Even if you’re not a font expert, you can probably recognize a good font when you see one. This is because a well-chosen font fits seamlessly with its surrounding design. So, good fonts aren’t really noticed at all. You only notice a font when it doesn’t work.
Noticing good and bad fonts might be easy, but choosing a font for your own design is harder. So how do you choose a font? We’ll get to that in a bit, but first we need to clear out some misconceptions.
You’ve probably heard of terms like serif and kerning and leading, but none of those technical terms matter unless you’re a designer. So let’s talk about what really does matter for the average person.
Fonts are actually pretty simple
There are several font qualities that are not at all technical.

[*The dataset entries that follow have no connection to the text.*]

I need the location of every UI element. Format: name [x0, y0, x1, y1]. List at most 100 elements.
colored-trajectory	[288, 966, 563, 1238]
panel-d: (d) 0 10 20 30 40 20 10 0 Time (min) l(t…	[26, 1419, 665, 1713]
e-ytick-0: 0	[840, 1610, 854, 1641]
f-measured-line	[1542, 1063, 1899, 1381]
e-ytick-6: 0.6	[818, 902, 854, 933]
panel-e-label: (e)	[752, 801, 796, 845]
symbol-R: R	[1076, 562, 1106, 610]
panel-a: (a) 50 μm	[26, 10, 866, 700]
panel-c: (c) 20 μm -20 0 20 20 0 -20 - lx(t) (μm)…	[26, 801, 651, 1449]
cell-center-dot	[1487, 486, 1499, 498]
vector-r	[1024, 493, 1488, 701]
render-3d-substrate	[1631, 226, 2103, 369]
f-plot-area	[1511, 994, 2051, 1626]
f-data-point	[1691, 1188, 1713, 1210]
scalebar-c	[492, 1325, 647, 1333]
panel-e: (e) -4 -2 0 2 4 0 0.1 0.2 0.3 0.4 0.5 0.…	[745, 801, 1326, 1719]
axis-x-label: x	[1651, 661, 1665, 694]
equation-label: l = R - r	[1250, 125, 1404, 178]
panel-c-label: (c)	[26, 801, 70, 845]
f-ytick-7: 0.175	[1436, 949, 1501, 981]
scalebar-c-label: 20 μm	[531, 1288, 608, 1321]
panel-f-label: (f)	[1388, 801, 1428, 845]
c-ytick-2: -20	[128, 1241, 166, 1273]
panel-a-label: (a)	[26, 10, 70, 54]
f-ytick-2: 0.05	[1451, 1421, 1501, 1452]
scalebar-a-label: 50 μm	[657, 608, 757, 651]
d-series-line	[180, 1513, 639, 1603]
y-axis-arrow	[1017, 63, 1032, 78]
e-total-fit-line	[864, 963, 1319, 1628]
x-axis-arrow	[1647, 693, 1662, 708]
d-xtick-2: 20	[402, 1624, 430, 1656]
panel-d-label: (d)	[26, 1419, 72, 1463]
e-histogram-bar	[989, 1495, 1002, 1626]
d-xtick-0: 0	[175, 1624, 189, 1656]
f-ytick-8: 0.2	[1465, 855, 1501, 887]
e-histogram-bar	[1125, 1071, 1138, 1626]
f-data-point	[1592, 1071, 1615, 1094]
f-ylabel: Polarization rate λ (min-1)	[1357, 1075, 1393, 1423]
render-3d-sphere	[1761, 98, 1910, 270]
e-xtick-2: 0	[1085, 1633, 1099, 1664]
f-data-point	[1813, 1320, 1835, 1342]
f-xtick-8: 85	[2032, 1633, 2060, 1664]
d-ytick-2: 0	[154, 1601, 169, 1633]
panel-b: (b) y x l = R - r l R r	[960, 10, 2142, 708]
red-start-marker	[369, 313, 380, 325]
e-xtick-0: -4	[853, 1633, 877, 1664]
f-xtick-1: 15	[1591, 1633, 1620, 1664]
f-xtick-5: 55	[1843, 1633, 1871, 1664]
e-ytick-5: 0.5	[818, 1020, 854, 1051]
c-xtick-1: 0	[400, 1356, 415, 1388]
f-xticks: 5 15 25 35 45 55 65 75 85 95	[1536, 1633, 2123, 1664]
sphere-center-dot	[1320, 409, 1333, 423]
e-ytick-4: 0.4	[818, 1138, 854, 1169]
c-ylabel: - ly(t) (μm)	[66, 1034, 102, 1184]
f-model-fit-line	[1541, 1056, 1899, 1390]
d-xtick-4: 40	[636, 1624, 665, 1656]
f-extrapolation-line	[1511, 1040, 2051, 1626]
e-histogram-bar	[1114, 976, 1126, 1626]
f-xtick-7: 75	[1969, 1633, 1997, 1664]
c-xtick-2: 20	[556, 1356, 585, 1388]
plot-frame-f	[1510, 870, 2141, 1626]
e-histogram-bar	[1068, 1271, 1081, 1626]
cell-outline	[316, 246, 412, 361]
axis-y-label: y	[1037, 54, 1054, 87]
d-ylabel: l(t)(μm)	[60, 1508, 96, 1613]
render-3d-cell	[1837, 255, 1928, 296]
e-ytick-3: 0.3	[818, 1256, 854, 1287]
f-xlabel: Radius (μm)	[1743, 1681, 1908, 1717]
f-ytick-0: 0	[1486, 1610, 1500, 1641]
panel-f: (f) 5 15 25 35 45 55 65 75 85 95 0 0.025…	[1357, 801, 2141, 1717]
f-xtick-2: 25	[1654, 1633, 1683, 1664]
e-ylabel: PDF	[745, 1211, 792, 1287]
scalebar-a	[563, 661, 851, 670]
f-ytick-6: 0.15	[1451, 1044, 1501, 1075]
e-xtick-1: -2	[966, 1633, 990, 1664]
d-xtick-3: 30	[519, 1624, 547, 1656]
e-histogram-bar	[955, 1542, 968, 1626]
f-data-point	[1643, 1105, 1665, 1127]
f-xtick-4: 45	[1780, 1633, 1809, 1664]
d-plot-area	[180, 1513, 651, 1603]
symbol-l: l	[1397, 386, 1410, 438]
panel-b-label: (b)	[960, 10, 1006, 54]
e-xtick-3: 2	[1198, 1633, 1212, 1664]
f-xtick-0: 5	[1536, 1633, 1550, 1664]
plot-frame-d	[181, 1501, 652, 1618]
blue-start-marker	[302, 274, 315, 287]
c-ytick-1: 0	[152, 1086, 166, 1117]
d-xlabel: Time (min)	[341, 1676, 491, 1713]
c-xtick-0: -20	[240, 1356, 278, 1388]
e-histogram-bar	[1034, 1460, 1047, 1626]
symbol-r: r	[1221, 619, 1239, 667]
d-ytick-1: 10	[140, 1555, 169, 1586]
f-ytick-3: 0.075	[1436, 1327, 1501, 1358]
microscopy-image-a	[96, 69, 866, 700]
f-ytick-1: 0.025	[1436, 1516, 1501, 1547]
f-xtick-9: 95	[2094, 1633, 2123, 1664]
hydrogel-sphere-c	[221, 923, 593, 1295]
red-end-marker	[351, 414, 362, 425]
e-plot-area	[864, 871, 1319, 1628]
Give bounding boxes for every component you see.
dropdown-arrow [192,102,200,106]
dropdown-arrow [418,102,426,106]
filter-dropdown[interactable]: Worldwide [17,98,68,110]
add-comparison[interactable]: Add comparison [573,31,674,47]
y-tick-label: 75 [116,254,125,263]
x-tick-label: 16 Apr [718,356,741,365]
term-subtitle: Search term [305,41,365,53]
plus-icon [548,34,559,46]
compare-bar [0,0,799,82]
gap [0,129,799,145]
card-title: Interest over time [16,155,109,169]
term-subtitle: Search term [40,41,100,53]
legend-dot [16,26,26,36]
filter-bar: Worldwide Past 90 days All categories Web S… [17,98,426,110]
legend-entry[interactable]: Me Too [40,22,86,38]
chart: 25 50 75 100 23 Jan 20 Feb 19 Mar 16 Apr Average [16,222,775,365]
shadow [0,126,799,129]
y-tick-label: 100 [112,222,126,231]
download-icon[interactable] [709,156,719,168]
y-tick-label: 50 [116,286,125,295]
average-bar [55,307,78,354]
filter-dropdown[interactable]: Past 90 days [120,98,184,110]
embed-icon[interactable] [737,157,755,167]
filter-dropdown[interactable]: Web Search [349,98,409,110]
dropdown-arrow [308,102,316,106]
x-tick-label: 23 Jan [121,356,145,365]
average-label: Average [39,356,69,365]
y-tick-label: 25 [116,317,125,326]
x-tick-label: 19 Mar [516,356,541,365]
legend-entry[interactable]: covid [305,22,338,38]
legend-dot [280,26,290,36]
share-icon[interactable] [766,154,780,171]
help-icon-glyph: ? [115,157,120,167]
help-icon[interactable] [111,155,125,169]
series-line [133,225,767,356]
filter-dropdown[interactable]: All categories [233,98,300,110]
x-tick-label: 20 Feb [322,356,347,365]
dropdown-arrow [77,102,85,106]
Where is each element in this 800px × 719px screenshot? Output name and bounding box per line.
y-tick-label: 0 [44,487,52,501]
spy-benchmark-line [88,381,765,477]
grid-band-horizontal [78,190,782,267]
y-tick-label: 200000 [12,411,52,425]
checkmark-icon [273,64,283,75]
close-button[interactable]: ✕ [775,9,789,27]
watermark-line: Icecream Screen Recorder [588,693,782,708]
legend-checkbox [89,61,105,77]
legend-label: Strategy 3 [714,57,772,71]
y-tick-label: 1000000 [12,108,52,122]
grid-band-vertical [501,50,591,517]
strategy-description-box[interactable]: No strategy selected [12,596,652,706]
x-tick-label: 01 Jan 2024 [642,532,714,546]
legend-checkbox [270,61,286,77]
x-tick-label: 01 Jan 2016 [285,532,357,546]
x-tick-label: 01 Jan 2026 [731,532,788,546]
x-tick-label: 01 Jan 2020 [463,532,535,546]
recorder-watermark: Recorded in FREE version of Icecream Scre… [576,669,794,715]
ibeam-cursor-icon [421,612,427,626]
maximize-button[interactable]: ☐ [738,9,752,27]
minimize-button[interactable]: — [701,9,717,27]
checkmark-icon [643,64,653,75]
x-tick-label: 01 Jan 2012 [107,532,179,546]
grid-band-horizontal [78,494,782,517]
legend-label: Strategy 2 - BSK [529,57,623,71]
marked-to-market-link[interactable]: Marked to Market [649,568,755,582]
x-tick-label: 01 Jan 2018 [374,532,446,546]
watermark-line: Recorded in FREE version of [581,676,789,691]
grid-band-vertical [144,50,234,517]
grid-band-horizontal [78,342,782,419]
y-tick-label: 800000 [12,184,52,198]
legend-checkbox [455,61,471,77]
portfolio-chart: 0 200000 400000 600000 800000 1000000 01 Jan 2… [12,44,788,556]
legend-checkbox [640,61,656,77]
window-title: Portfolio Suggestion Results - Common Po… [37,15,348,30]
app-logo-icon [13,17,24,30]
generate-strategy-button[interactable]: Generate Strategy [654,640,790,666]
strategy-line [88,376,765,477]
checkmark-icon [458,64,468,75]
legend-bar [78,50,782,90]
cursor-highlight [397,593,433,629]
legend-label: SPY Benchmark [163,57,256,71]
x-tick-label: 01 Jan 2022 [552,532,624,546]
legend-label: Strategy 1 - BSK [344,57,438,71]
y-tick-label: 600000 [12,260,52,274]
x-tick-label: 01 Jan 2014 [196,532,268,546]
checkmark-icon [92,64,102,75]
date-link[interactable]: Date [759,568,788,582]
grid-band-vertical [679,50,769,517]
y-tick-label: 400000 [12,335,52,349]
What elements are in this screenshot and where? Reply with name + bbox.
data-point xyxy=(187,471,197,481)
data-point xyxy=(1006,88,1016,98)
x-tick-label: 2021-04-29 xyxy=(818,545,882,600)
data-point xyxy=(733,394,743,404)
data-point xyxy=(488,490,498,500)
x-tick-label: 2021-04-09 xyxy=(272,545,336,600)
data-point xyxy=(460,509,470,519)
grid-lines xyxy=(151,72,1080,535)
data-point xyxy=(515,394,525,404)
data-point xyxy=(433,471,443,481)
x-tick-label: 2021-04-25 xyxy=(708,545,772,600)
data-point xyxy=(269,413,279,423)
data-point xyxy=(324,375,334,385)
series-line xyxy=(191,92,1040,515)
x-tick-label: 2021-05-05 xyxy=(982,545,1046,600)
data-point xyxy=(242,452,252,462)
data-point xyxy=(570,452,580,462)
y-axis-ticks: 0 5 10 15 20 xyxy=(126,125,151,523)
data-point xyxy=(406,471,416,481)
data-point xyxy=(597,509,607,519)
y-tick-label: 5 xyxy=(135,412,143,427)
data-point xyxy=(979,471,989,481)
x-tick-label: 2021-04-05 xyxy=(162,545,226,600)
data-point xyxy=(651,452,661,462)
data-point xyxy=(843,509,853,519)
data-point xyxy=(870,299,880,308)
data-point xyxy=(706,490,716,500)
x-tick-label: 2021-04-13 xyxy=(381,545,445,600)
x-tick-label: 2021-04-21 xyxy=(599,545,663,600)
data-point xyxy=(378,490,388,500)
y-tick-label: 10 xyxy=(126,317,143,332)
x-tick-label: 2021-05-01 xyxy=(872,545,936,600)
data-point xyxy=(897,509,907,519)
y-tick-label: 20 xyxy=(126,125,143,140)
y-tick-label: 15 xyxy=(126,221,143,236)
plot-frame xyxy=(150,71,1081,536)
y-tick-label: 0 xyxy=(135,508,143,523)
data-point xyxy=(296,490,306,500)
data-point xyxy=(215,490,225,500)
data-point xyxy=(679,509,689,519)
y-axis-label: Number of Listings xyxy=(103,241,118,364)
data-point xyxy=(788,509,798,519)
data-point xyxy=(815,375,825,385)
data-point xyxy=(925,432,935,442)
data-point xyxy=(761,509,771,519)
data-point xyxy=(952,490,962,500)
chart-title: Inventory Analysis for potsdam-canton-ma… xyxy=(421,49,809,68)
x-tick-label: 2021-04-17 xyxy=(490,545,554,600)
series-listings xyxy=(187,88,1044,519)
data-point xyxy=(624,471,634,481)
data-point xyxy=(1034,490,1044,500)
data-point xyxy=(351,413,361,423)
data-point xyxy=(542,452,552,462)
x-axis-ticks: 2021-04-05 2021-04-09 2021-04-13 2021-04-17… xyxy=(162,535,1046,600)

These characteristics are very easy to spot, even if you know nothing about fonts. And these qualities create associations in our brains. For example, a thin font will remind us of a thin person, so that font would be perfect for a weight loss product. Likewise, a thick font looks sturdy and strong, making it great for a muscle-building supplement.
As you look at different fonts, try to describe them in everyday words. How do certain fonts makes you feel? Chances are pretty high that the way you feel about a font is the same way other people feel.
Why are font feelings important?
You might be wondering why it matters how a particular font makes you feel, or what that font makes you think of. Well, it’s all about context. Context is the most important aspect of choosing a font. The font itself doesn’t matter too much—a “bad” font can work perfectly in the right context (i.e.: Comic Sans would be great in a comic book, but not anywhere else).
The next time you’re wading through a list of a bazillion fonts and can’t decide which one to use, remember the context and the font feelings.
Do you want to be formal and professional? Stick with an angular, serif font. Wanna be fun and carefree? Use a spaced, rounded font. Is modern and clean the look you’re going for? Then you want a straight, sans serif font.
There is no “perfect” font that works for everything, so don’t stress yourself out trying to find it. The key to good font choice lies in understanding the feelings of each font and matching those feelings to the context. Just like color choice, fonts can have a powerful psychological impact on your readers.